RF average rmse_scores: 313.09799883402644, rmse_scores: [213.39864626 258.85504269 581.40359519 574.01418487 314.94635758
 154.41631554 196.5630953  264.79658547 493.89245269 298.34507594
 232.93599578 194.03355357 292.31163995 342.37758341 284.17985827]


### 3. 파라미터 튜닝

In [7]:
# 3. test get_best_param function

# linear regression model object
def linear_object(trial:Trial, data, target):
    params = {
        'fit_intercept': trial.suggest_categorical('fit_intercept', [True, False])
    }
    
    test_model = LinearRegression(**params)
    test_model_score = execute_modeling(('LR', test_model), data, target)
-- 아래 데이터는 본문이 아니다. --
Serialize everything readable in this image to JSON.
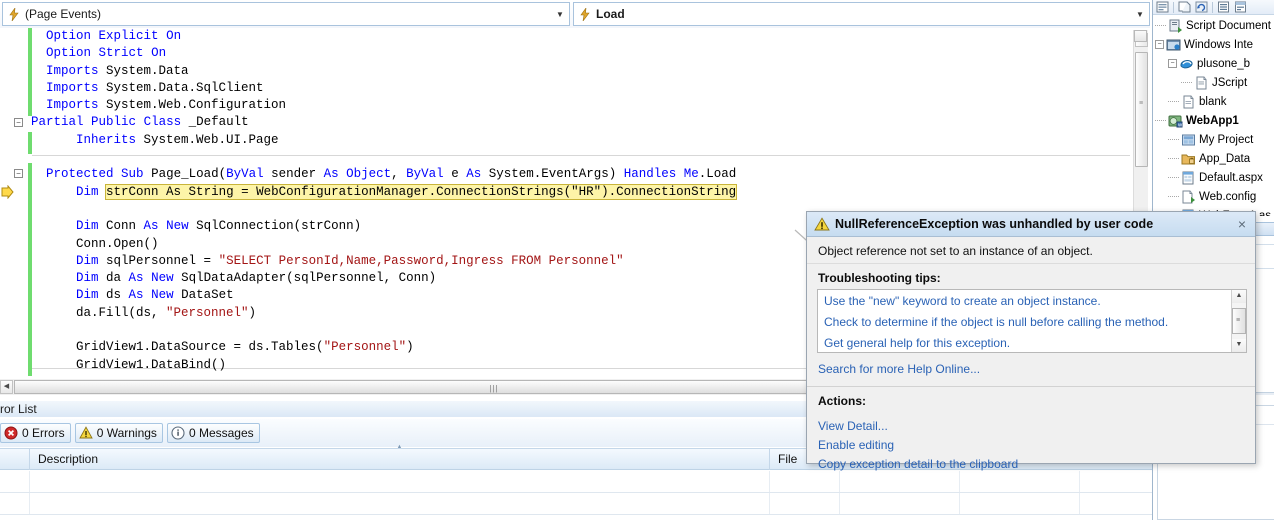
{
  "editor": {
    "member_combo": {
      "icon": "lightning-icon",
      "value": "(Page Events)"
    },
    "event_combo": {
      "icon": "lightning-icon",
      "value": "Load"
    },
    "code_lines": [
      [
        {
          "t": "    ",
          "c": "t"
        },
        {
          "t": "Option",
          "c": "k"
        },
        {
          "t": " ",
          "c": "t"
        },
        {
          "t": "Explicit",
          "c": "k"
        },
        {
          "t": " ",
          "c": "t"
        },
        {
          "t": "On",
          "c": "k"
        }
      ],
      [
        {
          "t": "    ",
          "c": "t"
        },
        {
          "t": "Option",
          "c": "k"
        },
        {
          "t": " ",
          "c": "t"
        },
        {
          "t": "Strict",
          "c": "k"
        },
        {
          "t": " ",
          "c": "t"
        },
        {
          "t": "On",
          "c": "k"
        }
      ],
      [
        {
          "t": "    ",
          "c": "t"
        },
        {
          "t": "Imports",
          "c": "k"
        },
        {
          "t": " System.Data",
          "c": "t"
        }
      ],
      [
        {
          "t": "    ",
          "c": "t"
        },
        {
          "t": "Imports",
          "c": "k"
        },
        {
          "t": " System.Data.SqlClient",
          "c": "t"
        }
      ],
      [
        {
          "t": "    ",
          "c": "t"
        },
        {
          "t": "Imports",
          "c": "k"
        },
        {
          "t": " System.Web.Configuration",
          "c": "t"
        }
      ],
      [
        {
          "t": "  ",
          "c": "t"
        },
        {
          "t": "Partial",
          "c": "k"
        },
        {
          "t": " ",
          "c": "t"
        },
        {
          "t": "Public",
          "c": "k"
        },
        {
          "t": " ",
          "c": "t"
        },
        {
          "t": "Class",
          "c": "k"
        },
        {
          "t": " _Default",
          "c": "t"
        }
      ],
      [
        {
          "t": "        ",
          "c": "t"
        },
        {
          "t": "Inherits",
          "c": "k"
        },
        {
          "t": " System.Web.UI.Page",
          "c": "t"
        }
      ],
      [
        {
          "t": "",
          "c": "t"
        }
      ],
      [
        {
          "t": "    ",
          "c": "t"
        },
        {
          "t": "Protected",
          "c": "k"
        },
        {
          "t": " ",
          "c": "t"
        },
        {
          "t": "Sub",
          "c": "k"
        },
        {
          "t": " Page_Load(",
          "c": "t"
        },
        {
          "t": "ByVal",
          "c": "k"
        },
        {
          "t": " sender ",
          "c": "t"
        },
        {
          "t": "As",
          "c": "k"
        },
        {
          "t": " ",
          "c": "t"
        },
        {
          "t": "Object",
          "c": "k"
        },
        {
          "t": ", ",
          "c": "t"
        },
        {
          "t": "ByVal",
          "c": "k"
        },
        {
          "t": " e ",
          "c": "t"
        },
        {
          "t": "As",
          "c": "k"
        },
        {
          "t": " System.EventArgs) ",
          "c": "t"
        },
        {
          "t": "Handles",
          "c": "k"
        },
        {
          "t": " ",
          "c": "t"
        },
        {
          "t": "Me",
          "c": "k"
        },
        {
          "t": ".Load",
          "c": "t"
        }
      ],
      [
        {
          "t": "        ",
          "c": "t"
        },
        {
          "t": "Dim",
          "c": "k"
        },
        {
          "t": " ",
          "c": "t"
        },
        {
          "t": "strConn As String = WebConfigurationManager.ConnectionStrings(\"HR\").ConnectionString",
          "c": "hl"
        }
      ],
      [
        {
          "t": "",
          "c": "t"
        }
      ],
      [
        {
          "t": "        ",
          "c": "t"
        },
        {
          "t": "Dim",
          "c": "k"
        },
        {
          "t": " Conn ",
          "c": "t"
        },
        {
          "t": "As",
          "c": "k"
        },
        {
          "t": " ",
          "c": "t"
        },
        {
          "t": "New",
          "c": "k"
        },
        {
          "t": " SqlConnection(strConn)",
          "c": "t"
        }
      ],
      [
        {
          "t": "        Conn.Open()",
          "c": "t"
        }
      ],
      [
        {
          "t": "        ",
          "c": "t"
        },
        {
          "t": "Dim",
          "c": "k"
        },
        {
          "t": " sqlPersonnel = ",
          "c": "t"
        },
        {
          "t": "\"SELECT PersonId,Name,Password,Ingress FROM Personnel\"",
          "c": "s"
        }
      ],
      [
        {
          "t": "        ",
          "c": "t"
        },
        {
          "t": "Dim",
          "c": "k"
        },
        {
          "t": " da ",
          "c": "t"
        },
        {
          "t": "As",
          "c": "k"
        },
        {
          "t": " ",
          "c": "t"
        },
        {
          "t": "New",
          "c": "k"
        },
        {
          "t": " SqlDataAdapter(sqlPersonnel, Conn)",
          "c": "t"
        }
      ],
      [
        {
          "t": "        ",
          "c": "t"
        },
        {
          "t": "Dim",
          "c": "k"
        },
        {
          "t": " ds ",
          "c": "t"
        },
        {
          "t": "As",
          "c": "k"
        },
        {
          "t": " ",
          "c": "t"
        },
        {
          "t": "New",
          "c": "k"
        },
        {
          "t": " DataSet",
          "c": "t"
        }
      ],
      [
        {
          "t": "        da.Fill(ds, ",
          "c": "t"
        },
        {
          "t": "\"Personnel\"",
          "c": "s"
        },
        {
          "t": ")",
          "c": "t"
        }
      ],
      [
        {
          "t": "",
          "c": "t"
        }
      ],
      [
        {
          "t": "        GridView1.DataSource = ds.Tables(",
          "c": "t"
        },
        {
          "t": "\"Personnel\"",
          "c": "s"
        },
        {
          "t": ")",
          "c": "t"
        }
      ],
      [
        {
          "t": "        GridView1.DataBind()",
          "c": "t"
        }
      ]
    ]
  },
  "solution_explorer": {
    "toolbar_icons": [
      "properties-icon",
      "copy-icon",
      "refresh-icon",
      "show-all-files-icon",
      "view-designer-icon"
    ],
    "tree": [
      {
        "label": "Script Document",
        "icon": "script-document-icon",
        "depth": 0,
        "expander": "",
        "bold": false
      },
      {
        "label": "Windows Inte",
        "icon": "ie-window-icon",
        "depth": 0,
        "expander": "-",
        "bold": false
      },
      {
        "label": "plusone_b",
        "icon": "internet-explorer-icon",
        "depth": 1,
        "expander": "-",
        "bold": false
      },
      {
        "label": "JScript",
        "icon": "jscript-file-icon",
        "depth": 2,
        "expander": "",
        "bold": false
      },
      {
        "label": "blank",
        "icon": "document-icon",
        "depth": 1,
        "expander": "",
        "bold": false
      },
      {
        "label": "WebApp1",
        "icon": "web-project-icon",
        "depth": 0,
        "expander": "",
        "bold": true
      },
      {
        "label": "My Project",
        "icon": "my-project-icon",
        "depth": 1,
        "expander": "",
        "bold": false
      },
      {
        "label": "App_Data",
        "icon": "app-data-folder-icon",
        "depth": 1,
        "expander": "",
        "bold": false
      },
      {
        "label": "Default.aspx",
        "icon": "aspx-page-icon",
        "depth": 1,
        "expander": "",
        "bold": false
      },
      {
        "label": "Web.config",
        "icon": "config-file-icon",
        "depth": 1,
        "expander": "",
        "bold": false
      },
      {
        "label": "WebForm1.as",
        "icon": "aspx-page-icon",
        "depth": 1,
        "expander": "",
        "bold": false
      }
    ]
  },
  "error_list": {
    "title": "rror List",
    "buttons": [
      {
        "label": "0 Errors",
        "icon": "error-icon"
      },
      {
        "label": "0 Warnings",
        "icon": "warning-icon"
      },
      {
        "label": "0 Messages",
        "icon": "info-icon"
      }
    ],
    "columns": [
      "",
      "Description",
      "File",
      ""
    ]
  },
  "exception_dialog": {
    "icon": "warning-icon",
    "title": "NullReferenceException was unhandled by user code",
    "message": "Object reference not set to an instance of an object.",
    "tips_label": "Troubleshooting tips:",
    "tips": [
      "Use the \"new\" keyword to create an object instance.",
      "Check to determine if the object is null before calling the method.",
      "Get general help for this exception."
    ],
    "search_link": "Search for more Help Online...",
    "actions_label": "Actions:",
    "actions": [
      "View Detail...",
      "Enable editing",
      "Copy exception detail to the clipboard"
    ],
    "close_glyph": "×"
  },
  "colors": {
    "keyword": "#0000ff",
    "string": "#a31515",
    "highlight": "#fdf4a8",
    "link": "#2a62b5",
    "chrome": "#c6dcf0"
  }
}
    return test_model_score

# xgbr regression model object
def xgbr_object(trial:Trial, data, target):
    params = {
        "n_estimators" : trial.suggest_int('n_estimators', 500, 1000),
        'max_depth':trial.suggest_int('max_depth', 8, 16),
        'min_child_weight':trial.suggest_int('min_child_weight', 1, 100),
        'gamma':trial.suggest_int('gamma', 1, 3),
        'learning_rate': 0.01,
        'colsample_bytree':trial.suggest_discrete_uniform('colsample_bytree',0.5, 1, 0.1),
        'nthread' : -1,
        'tree_method': 'gpu_hist',
        'predictor': 'gpu_predictor',
        'lambda': trial.suggest_loguniform('lambda', 1e-3, 1.0),
        'alpha': trial.suggest_loguniform('alpha', 1e-3, 1.0),
        'subsample': trial.suggest_categorical('subsample', [0.6,0.7,0.8,1.0] ),
        'random_state': 42
    }
    
    test_model = xgb.XGBRegressor(**params)
    test_model_score = execute_modeling(('XGBR', test_model), data, target)

    return test_model_score

# light gbm regression model object
def lgb_object(trial:Trial, data, target):
    params = {
        "n_estimators" : trial.suggest_int('n_estimators', 500, 1000),
        'max_depth':trial.suggest_int('max_depth', 8, 16),
        'min_child_weight':trial.suggest_int('min_child_weight', 1, 100)
    }
    
    test_model = lgb.LGBMRegressor(**params)
    test_model_score = execute_modeling(('LGBM', test_model), data, target)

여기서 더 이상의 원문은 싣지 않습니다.